Ç’a été vite. En quelques jours, l’aéroport s’est complètement vidé. Avant, on avait une trentaine de clients par heure, maintenant on est chanceux si on en voit deux.

 

Selon Aéroports de Montréal, une cinquantaine d’avions décollent ou atterrissent chaque jour présentement, contre une moyenne de 540 par jour avant la pandémie.

Une baisse de fréquentation qui ne déplaît pas à Sharmila. Dans les dernières semaines, elle était stressée rien qu’à l’idée d’aller travailler, vu que les mesures de prévention contre le coronavirus ont tardé à se mettre en place. Sa collègue Rose et elles ne possèdent pas de masque pour se protéger, seulement des gants et des produits nettoyants pour désinfecter à longueur de journée.

Sharmila trouve toutefois le temps long. « Avant, j’aimais regarder les gens se retrouver, être heureux, rire, parfois pleurer de joie », confie-t-elle, tournant la tête vers la zone des arrivées internationales, juste en face du dépanneur. « Maintenant, les gens repartent seuls, ou bien les retrouvailles sont rapides, froides, avec une distance. C’est toujours un peu malaisant. »

Retour difficile

À quelques mètres justement, un homme dans la fin de la trentaine avance d’un pas incertain. Les panneaux d’affichage, quasi vides, indiquent qu’un vol en provenance de Paris vient d’arriver. L’homme regarde longuement autour de lui, dévisageant les cinq personnes qui attendent l’arrivée d’un proche, toutes masquées et à distance les unes des autres.

« J’ai juste dit à un ami à quelle heure j’arrivais, mais je lui ai conseillé de ne pas venir me chercher pour respecter les mesures de santé publique », raconte Omar. Maintenant sorti de l’avion, le Montréalais se dit partagé entre la satisfaction d’avoir été écouté par son ami et la déception de ne pas être attendu. « Je vais prendre le bus et me mettre en quarantaine chez moi, assure-t-il. Ça va être un moment difficile à passer. » Car c’est seul qu’Omar va devoir faire le deuil de son père.

C’est avec lui, il y a un mois et demi, qu’il a pris l’avion pour la France, pour visiter Paris. Mais son père a contracté la COVID-19 durant leur voyage. « Il était trop faible pour revenir à Montréal, il a dû être pris en charge dans un hôpital de Paris. Je suis resté là-bas jusqu’au bout avec l’espoir de revenir avec lui. Mais je reviens seul, il est décédé », raconte Omar, les larmes aux yeux, avant de reprendre son chemin vers l’autobus 747 qui le ramènera chez lui.

Photo: Marie-France Coallier Le Devoir À l’aéroport Montréal-Trudeau, les longues allées étaient pratiquement vides et le silence régnait lors de notre passage.

Le temps des adieux

Un étage plus haut, le tableau d’affichage des départs est aussi vide que celui des arrivées. À la mi-journée, une dizaine de vols sont encore à l’horaire, la plupart à destination de villes canadiennes. Seuls trois vols internationaux sont programmés, pour Doha, Francfort et Paris.
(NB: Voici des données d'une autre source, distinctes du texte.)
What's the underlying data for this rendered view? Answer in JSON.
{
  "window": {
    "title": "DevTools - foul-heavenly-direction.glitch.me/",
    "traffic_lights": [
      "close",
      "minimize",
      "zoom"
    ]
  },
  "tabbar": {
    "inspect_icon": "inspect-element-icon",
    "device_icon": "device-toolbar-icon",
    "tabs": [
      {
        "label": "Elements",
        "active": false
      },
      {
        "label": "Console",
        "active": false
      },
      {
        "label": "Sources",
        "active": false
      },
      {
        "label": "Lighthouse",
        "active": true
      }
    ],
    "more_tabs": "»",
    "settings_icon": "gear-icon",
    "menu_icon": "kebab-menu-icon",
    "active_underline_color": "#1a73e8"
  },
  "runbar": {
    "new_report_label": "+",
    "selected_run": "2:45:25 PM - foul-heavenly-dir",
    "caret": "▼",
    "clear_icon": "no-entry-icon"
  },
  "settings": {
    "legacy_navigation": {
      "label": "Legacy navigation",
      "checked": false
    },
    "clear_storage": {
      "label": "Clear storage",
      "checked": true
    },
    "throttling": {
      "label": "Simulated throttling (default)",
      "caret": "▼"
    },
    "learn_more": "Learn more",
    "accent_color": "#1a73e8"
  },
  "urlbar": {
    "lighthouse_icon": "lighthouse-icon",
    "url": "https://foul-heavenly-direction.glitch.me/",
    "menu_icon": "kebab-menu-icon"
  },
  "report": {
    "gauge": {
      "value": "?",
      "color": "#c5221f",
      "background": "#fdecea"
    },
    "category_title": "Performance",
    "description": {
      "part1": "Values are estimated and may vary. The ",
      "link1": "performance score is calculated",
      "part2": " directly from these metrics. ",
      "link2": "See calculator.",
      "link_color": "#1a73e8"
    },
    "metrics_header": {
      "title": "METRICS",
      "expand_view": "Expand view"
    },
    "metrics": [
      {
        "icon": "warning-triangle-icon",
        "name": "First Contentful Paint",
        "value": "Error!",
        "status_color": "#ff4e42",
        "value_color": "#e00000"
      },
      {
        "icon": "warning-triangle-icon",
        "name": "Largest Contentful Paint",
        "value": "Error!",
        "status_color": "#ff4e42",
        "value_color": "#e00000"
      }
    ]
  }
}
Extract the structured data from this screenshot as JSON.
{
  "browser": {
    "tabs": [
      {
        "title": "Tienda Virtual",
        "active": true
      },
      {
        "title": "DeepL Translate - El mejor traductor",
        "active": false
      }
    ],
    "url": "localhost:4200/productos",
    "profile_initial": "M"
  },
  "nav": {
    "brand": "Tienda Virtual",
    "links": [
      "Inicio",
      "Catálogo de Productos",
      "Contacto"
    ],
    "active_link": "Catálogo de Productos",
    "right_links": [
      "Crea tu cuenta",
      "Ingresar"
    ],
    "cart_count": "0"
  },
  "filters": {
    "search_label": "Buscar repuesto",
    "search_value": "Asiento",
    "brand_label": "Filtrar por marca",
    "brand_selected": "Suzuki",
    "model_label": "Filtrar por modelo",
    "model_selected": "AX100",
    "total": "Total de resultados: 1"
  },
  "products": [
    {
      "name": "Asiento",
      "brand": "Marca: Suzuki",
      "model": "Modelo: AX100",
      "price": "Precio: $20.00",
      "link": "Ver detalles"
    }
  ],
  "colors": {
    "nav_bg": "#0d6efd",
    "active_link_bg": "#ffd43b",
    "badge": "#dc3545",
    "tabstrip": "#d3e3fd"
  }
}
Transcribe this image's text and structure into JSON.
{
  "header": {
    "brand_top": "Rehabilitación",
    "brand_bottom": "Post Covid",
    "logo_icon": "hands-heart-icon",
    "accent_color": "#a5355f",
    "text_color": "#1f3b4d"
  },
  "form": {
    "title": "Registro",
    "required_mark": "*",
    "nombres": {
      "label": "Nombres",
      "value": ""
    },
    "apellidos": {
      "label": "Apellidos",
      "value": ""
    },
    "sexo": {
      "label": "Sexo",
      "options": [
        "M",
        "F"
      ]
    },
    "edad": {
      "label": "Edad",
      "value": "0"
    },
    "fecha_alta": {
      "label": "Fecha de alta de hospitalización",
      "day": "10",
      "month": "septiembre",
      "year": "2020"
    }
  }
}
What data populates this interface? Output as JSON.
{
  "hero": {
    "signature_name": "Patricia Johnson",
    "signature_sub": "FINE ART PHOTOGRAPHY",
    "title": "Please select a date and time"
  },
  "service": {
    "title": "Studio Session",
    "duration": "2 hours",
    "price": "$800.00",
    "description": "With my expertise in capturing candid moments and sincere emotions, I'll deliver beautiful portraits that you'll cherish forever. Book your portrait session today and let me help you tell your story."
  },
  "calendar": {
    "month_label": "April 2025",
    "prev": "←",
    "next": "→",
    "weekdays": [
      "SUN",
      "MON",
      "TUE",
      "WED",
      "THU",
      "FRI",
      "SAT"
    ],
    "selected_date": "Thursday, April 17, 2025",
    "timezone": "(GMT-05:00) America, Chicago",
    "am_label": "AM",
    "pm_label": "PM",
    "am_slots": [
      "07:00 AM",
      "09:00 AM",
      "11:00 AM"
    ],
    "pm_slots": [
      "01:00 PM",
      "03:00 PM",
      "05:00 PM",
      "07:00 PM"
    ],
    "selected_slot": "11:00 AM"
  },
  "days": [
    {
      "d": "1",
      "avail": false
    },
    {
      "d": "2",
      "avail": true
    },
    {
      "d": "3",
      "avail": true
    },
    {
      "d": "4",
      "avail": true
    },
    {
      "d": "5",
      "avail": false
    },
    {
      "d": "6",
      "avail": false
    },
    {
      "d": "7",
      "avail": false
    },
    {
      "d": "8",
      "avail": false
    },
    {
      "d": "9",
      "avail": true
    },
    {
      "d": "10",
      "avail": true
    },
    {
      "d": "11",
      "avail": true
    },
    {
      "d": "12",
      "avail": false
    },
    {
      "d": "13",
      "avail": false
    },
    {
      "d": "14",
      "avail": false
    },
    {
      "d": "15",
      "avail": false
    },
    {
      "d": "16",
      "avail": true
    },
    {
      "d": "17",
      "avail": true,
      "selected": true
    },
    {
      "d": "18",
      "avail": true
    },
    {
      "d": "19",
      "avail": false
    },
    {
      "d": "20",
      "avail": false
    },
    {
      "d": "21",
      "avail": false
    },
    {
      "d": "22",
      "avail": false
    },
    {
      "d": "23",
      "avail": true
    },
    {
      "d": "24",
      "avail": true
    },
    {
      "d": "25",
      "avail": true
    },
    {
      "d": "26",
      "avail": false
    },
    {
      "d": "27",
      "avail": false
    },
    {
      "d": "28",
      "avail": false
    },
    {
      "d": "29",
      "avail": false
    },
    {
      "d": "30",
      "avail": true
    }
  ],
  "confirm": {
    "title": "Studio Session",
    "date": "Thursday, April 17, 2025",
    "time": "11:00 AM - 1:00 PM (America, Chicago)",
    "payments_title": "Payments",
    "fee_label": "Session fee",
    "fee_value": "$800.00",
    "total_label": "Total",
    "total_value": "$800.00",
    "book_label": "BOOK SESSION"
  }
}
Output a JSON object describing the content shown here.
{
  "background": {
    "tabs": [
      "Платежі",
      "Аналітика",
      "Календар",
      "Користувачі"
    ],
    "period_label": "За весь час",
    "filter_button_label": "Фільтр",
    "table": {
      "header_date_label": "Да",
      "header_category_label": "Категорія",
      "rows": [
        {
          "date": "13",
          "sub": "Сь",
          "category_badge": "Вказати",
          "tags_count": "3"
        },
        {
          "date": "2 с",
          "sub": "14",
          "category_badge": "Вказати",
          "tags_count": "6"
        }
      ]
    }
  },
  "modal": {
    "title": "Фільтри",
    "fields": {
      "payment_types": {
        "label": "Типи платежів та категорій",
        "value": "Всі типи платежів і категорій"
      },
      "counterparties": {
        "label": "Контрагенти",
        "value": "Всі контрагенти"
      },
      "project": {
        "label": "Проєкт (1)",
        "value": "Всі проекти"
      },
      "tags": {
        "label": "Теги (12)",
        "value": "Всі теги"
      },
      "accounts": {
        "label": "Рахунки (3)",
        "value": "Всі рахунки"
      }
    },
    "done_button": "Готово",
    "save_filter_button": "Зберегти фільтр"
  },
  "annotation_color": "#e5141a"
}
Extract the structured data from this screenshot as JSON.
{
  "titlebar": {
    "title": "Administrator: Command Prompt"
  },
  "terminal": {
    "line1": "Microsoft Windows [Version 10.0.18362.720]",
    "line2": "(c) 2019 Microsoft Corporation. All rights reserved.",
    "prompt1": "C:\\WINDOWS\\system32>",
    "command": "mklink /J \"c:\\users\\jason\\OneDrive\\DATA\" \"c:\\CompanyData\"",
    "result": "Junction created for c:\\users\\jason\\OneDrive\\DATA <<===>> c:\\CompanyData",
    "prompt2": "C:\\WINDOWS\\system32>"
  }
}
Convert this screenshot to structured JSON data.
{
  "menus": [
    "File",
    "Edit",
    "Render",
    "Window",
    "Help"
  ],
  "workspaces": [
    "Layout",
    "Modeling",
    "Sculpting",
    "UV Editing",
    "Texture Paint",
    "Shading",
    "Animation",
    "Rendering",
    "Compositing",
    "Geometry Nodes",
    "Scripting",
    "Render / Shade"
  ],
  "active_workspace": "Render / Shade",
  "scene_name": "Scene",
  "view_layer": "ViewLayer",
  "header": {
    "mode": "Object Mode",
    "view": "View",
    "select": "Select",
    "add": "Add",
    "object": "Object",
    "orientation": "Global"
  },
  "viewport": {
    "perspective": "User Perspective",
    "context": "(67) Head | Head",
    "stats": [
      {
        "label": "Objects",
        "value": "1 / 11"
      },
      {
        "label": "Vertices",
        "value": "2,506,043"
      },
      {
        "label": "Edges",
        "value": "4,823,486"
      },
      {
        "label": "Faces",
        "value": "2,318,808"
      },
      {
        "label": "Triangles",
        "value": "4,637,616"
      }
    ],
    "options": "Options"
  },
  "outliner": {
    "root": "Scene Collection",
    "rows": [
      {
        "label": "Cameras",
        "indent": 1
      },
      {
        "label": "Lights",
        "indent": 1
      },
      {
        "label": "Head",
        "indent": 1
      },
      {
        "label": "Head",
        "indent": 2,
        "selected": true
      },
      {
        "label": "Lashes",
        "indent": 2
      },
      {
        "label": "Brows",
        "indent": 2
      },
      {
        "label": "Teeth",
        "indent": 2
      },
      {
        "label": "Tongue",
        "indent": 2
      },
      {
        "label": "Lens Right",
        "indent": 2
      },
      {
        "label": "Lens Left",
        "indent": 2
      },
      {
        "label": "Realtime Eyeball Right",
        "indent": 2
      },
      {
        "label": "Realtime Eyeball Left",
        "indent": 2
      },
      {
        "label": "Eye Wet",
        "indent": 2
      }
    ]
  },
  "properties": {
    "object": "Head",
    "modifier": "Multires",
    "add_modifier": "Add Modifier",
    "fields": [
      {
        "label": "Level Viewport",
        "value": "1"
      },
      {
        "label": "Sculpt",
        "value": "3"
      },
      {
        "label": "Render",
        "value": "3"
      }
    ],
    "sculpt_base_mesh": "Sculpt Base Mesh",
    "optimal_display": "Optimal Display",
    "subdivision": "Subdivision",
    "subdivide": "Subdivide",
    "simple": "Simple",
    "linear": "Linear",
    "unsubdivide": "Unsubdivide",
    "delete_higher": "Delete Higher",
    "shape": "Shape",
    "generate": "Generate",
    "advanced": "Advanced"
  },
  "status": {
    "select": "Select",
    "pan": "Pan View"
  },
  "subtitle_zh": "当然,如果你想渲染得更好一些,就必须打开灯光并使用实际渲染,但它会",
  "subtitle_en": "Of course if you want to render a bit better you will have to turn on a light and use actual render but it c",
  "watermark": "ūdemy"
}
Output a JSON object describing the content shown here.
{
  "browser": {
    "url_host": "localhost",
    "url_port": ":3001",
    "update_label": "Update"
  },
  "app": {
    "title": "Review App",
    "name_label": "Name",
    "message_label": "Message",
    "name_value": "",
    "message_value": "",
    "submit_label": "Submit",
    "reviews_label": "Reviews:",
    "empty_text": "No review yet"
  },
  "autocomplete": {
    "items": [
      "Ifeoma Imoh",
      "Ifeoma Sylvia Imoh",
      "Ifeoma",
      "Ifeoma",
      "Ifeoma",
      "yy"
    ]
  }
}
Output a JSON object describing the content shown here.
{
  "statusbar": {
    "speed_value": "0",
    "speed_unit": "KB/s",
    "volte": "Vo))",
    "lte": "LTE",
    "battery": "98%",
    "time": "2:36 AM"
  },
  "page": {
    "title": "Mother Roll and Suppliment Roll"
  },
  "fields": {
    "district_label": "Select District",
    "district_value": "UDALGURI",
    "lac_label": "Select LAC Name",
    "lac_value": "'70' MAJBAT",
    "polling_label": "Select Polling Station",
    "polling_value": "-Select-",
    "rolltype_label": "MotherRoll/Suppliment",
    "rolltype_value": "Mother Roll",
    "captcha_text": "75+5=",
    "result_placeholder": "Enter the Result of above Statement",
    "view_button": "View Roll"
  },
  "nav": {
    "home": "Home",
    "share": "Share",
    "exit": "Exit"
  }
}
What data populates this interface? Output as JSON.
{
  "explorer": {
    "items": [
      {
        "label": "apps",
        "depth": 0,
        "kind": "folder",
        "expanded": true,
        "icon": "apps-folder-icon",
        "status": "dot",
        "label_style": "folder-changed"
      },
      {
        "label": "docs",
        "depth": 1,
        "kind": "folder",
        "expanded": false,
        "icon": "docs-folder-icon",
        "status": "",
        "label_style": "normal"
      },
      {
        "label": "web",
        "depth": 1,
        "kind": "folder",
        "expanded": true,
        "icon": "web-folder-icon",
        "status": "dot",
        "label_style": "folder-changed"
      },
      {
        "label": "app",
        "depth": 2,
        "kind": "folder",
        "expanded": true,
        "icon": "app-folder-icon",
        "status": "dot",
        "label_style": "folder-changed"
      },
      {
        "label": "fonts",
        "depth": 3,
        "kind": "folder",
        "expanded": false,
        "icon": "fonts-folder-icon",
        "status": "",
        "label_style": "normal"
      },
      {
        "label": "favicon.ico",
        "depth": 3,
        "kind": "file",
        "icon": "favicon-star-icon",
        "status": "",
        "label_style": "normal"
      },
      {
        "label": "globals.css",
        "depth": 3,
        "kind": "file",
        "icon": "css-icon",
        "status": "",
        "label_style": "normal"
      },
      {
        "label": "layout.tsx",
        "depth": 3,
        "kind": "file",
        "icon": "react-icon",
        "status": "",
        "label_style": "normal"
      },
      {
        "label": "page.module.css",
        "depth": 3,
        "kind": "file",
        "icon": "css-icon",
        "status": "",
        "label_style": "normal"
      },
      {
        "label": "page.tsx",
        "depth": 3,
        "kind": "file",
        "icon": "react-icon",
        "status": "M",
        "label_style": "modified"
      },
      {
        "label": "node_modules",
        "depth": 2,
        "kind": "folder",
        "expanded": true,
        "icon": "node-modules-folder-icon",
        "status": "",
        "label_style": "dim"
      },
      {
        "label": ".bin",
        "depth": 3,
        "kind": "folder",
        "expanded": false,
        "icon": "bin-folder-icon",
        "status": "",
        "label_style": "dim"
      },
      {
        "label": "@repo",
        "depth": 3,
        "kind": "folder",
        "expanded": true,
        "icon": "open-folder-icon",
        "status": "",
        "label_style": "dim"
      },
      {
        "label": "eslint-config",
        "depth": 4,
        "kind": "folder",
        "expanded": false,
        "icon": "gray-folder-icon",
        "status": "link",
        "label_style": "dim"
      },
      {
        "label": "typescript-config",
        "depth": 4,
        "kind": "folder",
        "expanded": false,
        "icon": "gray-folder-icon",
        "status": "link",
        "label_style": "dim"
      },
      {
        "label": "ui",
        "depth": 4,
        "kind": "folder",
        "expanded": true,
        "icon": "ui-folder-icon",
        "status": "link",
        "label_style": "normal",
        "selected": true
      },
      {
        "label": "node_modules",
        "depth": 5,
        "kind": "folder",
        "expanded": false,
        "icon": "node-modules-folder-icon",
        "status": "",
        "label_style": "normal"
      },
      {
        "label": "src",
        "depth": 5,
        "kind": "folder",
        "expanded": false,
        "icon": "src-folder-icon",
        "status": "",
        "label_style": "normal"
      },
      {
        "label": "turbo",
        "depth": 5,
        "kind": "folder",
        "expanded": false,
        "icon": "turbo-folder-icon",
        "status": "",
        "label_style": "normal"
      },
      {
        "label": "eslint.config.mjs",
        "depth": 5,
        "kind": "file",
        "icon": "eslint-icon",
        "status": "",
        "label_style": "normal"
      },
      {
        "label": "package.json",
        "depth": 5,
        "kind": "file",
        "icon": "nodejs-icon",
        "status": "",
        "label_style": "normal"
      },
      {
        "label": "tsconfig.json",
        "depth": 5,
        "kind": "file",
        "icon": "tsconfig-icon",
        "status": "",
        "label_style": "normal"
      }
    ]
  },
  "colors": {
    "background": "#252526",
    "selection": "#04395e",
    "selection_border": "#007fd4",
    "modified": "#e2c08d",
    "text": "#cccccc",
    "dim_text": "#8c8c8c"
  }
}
C’est ce dernier vol que doivent prendre Sofia Gambaro et sa compagne, Marta Raffo. Assises dans la pénombre, à côté de leurs chariots remplis de bagages, elles attendent l’enregistrement. « On fait Montréal-Paris, ensuite Paris-Nice. Puis on aura 50 minutes de voiture pour arriver dans mon village en Italie, pas loin de la frontière, où on fera notre quarantaine », explique Marta Raffo.

Les deux jeunes femmes d’origine italienne se sont installées il y a un an et demi à Québec, où Sofia faisait son postdoctorat en chimie à l’Université Laval. Elle devait rentrer initialement au mois de juin à Gênes pour signer un nouveau contrat de recherche. Mais la pandémie de coronavirus a précipité les choses.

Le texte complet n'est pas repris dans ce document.